Working Paper
Interest Rates, Banks’ Market Power, and Their Asset Maturity (Job Market Paper)
Abstract: Banks invest short-term deposits in long-term assets, with asset maturities tending to increase when risk-free rates decline. To explain this behavior, I develop a model where capital regulations incentivize banks to stabilize their cash flows. In this model, because bank profits from deposits increase with risk-free rates, they hold long-term assets, whose profits, net of funding costs, decrease as risk-free rates increase. When risk-free rates are lower, the interest rate sensitivity of deposit profits is higher, implying that the optimal asset maturity is longer. Consistent with the model, I empirically find that the interest rate sensitivity of deposit profits is higher when risk-free rates are lower. In addition, I find that this effect is stronger for banks with higher deposit market power, and that these banks increased their asset maturity more following the interest rate reductions induced by the COVID-19 pandemic.
The Effect of Bank Consolidation on Small Business Lending and Investment: Evidence from the US Homebuilding Industry, with Sheridan Titman, and Yiyuan Zhang. (draft available upon request)
Abstract: This paper studies the effect of bank consolidation on small business lending and investment by leveraging data on the construction and financing activities of nearly 10,000 U.S. homebuilders.
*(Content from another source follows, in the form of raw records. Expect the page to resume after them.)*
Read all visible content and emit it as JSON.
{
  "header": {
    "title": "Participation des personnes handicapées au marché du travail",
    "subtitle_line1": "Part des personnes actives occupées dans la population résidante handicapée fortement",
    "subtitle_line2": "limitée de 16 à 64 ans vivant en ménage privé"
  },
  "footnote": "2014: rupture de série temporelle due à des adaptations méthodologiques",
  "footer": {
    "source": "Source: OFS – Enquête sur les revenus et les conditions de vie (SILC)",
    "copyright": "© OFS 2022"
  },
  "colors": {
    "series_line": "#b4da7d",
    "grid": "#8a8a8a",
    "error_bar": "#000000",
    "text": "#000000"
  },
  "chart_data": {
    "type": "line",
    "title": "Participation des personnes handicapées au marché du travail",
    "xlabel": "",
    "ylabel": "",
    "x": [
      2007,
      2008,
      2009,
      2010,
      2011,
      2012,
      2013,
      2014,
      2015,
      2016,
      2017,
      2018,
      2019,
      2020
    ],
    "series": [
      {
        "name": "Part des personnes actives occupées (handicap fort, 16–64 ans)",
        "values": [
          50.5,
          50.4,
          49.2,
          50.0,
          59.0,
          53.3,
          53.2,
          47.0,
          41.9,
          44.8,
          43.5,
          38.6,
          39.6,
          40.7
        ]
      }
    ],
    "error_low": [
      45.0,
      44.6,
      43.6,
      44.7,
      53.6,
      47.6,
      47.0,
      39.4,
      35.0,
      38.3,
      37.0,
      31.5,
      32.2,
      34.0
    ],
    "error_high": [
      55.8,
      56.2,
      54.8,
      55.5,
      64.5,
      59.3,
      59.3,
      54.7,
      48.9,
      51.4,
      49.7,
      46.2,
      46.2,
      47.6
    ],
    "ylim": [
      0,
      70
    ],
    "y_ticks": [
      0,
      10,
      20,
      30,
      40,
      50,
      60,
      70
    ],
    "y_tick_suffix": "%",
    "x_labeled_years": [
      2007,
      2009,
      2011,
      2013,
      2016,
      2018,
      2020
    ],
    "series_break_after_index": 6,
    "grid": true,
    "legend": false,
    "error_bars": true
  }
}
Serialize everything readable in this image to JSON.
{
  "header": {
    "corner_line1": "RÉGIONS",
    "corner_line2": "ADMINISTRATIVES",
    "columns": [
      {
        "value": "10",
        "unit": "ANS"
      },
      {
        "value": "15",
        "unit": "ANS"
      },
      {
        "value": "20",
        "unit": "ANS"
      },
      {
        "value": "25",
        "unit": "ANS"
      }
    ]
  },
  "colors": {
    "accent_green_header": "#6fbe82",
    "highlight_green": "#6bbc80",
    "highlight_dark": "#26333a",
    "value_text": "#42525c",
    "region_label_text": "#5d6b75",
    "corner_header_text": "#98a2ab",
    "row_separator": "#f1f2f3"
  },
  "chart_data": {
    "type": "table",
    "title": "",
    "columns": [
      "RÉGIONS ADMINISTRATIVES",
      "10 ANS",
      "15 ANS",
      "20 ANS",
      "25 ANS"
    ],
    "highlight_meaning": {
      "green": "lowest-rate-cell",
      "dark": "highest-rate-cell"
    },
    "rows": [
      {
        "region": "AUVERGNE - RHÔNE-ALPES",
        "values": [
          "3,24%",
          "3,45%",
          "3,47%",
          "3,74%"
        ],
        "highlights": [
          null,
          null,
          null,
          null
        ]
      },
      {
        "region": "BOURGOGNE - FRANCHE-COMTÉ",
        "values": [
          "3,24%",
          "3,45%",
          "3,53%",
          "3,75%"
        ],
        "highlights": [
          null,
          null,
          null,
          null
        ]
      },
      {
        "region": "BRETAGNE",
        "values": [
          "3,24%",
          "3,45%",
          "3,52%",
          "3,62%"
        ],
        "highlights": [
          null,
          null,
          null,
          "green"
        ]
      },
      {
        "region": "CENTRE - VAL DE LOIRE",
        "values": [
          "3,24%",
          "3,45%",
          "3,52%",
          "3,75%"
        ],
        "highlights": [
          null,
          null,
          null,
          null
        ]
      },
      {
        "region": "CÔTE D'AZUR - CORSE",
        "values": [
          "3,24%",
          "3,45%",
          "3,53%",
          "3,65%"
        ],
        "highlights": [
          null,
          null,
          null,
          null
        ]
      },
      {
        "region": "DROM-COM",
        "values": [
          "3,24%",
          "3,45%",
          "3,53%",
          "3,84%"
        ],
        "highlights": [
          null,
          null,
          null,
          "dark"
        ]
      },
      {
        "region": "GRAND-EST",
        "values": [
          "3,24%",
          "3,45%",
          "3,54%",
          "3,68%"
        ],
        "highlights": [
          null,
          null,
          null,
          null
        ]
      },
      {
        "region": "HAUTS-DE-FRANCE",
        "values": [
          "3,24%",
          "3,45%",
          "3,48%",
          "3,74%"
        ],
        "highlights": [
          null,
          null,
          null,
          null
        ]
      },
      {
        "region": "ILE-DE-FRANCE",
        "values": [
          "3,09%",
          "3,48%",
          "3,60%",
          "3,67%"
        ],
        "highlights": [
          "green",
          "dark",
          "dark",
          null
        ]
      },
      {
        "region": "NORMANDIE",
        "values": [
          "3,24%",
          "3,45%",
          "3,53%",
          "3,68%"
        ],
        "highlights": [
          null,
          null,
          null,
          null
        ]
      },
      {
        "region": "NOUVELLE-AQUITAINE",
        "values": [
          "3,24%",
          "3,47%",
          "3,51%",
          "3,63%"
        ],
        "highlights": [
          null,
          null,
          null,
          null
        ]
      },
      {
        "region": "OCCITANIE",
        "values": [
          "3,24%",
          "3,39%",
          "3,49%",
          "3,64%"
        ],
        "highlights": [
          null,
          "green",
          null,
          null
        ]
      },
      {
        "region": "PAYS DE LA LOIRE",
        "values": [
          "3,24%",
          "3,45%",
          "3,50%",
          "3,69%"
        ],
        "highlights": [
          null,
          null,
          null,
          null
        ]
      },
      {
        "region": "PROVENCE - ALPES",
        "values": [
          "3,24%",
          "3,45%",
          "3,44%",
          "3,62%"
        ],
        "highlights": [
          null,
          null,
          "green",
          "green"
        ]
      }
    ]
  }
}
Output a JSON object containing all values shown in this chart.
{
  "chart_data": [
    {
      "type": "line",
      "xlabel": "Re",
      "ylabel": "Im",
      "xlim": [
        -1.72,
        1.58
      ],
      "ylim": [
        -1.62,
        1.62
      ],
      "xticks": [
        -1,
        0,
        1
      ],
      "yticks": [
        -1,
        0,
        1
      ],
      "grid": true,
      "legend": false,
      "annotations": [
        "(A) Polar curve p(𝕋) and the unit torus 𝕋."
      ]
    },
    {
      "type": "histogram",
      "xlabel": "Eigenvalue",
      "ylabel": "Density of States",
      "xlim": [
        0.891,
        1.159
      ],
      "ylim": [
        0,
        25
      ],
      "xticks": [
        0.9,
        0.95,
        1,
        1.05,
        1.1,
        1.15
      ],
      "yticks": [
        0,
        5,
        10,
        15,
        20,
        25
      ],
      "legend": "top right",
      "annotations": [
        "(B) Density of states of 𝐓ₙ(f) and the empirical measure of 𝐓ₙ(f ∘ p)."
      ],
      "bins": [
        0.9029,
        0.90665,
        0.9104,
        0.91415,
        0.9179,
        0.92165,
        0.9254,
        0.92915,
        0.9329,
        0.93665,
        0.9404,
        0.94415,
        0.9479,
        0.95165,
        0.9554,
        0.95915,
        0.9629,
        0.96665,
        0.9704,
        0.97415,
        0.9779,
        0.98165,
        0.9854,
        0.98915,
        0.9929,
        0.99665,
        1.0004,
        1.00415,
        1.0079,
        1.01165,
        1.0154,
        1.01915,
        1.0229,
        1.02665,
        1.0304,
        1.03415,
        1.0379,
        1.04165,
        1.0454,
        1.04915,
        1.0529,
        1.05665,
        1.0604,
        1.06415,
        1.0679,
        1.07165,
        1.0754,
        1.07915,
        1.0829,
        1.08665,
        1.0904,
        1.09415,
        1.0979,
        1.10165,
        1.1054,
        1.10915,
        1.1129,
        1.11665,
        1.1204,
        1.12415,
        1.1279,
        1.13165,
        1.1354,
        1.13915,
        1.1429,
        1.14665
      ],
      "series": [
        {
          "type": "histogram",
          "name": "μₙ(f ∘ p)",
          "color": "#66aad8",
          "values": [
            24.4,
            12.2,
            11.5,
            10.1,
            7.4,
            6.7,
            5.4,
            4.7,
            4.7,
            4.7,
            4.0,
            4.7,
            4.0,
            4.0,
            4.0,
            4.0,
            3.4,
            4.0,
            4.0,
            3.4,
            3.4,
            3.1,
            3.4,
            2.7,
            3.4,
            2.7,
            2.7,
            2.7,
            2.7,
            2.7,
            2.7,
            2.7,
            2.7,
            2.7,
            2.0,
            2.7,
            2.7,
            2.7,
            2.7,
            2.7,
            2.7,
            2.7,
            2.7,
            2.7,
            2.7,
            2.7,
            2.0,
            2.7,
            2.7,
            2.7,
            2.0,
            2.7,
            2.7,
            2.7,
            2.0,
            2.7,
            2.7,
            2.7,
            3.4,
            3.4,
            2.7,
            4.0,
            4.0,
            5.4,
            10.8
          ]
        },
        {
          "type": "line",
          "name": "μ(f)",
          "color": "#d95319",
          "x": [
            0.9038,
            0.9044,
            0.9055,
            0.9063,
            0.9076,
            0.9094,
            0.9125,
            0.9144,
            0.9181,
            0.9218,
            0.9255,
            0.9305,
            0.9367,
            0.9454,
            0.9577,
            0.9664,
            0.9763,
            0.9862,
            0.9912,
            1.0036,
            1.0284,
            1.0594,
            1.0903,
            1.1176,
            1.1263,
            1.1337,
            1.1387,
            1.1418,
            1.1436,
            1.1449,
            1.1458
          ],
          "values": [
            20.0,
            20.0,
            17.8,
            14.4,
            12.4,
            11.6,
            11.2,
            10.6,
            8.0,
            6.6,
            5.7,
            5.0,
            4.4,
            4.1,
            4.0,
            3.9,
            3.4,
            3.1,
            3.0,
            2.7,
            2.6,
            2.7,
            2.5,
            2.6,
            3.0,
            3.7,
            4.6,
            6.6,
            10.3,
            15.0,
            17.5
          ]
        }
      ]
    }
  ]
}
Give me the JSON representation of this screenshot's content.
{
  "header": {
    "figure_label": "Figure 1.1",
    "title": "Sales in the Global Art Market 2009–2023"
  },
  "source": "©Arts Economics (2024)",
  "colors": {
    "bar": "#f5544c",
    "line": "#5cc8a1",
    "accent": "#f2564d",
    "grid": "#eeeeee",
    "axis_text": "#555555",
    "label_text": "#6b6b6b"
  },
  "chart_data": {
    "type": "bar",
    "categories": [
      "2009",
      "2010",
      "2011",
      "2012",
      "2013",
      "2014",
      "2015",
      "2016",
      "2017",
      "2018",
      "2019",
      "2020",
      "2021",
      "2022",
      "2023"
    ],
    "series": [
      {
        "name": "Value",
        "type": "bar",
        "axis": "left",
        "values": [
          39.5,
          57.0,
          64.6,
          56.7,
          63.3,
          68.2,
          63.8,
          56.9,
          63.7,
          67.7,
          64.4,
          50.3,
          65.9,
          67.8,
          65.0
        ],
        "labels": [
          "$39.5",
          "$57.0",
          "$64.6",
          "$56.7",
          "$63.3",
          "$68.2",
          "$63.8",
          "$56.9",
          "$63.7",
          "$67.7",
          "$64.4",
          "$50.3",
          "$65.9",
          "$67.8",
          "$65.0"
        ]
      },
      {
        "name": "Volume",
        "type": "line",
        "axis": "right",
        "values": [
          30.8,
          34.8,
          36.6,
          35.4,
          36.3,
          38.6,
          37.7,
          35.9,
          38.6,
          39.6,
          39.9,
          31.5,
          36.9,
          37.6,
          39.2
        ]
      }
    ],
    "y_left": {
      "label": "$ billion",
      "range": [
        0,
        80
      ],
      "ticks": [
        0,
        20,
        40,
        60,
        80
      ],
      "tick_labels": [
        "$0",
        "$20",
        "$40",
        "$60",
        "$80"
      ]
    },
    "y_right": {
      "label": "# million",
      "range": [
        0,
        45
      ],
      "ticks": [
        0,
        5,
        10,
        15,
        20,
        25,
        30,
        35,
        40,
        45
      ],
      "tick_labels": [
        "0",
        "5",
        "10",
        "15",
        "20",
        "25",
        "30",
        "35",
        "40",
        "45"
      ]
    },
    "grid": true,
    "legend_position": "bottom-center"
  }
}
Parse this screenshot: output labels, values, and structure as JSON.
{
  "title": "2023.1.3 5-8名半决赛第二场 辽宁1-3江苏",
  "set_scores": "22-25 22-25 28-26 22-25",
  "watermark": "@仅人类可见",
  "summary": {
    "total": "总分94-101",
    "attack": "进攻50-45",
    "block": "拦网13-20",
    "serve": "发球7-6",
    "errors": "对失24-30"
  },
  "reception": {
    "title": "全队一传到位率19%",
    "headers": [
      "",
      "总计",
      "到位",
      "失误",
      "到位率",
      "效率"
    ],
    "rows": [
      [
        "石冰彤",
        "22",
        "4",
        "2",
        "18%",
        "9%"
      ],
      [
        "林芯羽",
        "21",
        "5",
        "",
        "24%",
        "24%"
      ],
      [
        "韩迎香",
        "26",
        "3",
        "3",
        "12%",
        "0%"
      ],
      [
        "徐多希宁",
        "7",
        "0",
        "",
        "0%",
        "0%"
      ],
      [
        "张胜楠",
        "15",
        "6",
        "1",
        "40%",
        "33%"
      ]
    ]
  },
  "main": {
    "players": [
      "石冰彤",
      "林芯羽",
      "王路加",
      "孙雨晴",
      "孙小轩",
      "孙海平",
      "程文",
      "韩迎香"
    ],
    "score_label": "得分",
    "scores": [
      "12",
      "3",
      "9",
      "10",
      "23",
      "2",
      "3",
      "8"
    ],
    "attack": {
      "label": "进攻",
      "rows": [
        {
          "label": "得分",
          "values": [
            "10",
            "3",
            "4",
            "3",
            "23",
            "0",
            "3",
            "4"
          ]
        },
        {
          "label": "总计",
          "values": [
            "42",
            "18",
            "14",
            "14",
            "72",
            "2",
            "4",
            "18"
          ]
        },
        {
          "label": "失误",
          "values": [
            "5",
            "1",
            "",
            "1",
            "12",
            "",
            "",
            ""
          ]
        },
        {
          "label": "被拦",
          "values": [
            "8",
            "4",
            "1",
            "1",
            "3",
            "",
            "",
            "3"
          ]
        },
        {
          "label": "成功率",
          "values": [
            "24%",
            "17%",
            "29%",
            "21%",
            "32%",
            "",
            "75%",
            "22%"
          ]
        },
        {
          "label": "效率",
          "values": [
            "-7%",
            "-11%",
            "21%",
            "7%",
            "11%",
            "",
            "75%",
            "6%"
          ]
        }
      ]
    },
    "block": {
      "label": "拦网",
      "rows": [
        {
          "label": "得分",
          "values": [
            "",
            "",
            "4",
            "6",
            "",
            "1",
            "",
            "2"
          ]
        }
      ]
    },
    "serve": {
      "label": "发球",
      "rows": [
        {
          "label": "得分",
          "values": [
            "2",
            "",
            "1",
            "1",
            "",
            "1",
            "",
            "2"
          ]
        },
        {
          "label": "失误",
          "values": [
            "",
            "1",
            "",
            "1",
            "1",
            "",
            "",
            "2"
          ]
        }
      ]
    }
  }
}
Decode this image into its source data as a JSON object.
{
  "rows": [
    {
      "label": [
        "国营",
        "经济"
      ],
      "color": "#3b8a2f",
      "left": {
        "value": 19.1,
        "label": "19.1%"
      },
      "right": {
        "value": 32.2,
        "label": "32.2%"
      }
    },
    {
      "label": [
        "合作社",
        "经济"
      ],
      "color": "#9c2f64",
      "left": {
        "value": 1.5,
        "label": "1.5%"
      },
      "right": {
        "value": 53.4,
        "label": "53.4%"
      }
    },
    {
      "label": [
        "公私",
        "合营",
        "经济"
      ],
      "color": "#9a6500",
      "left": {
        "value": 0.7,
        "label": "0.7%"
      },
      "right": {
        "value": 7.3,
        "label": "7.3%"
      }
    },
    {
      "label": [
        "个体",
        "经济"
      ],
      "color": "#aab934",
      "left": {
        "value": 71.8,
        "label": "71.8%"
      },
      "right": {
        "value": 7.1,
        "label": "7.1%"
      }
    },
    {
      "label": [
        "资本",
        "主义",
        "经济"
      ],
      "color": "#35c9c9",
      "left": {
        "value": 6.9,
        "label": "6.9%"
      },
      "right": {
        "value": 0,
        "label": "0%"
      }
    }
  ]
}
We find that 61.5% of these small firms borrow from a single bank throughout the seven-year sample period, and these lending relationships are sometimes disrupted when the firm’s lender is acquired. Using a staggered difference-in-differences approach, we compare homebuilders who previously borrowed from a bank that was acquired in a given year with those whose banking relationships were not affected by an acquisition. We find that the homebuilders affected by a bank acquisition borrow less and build fewer houses on average than their unaffected counterparts.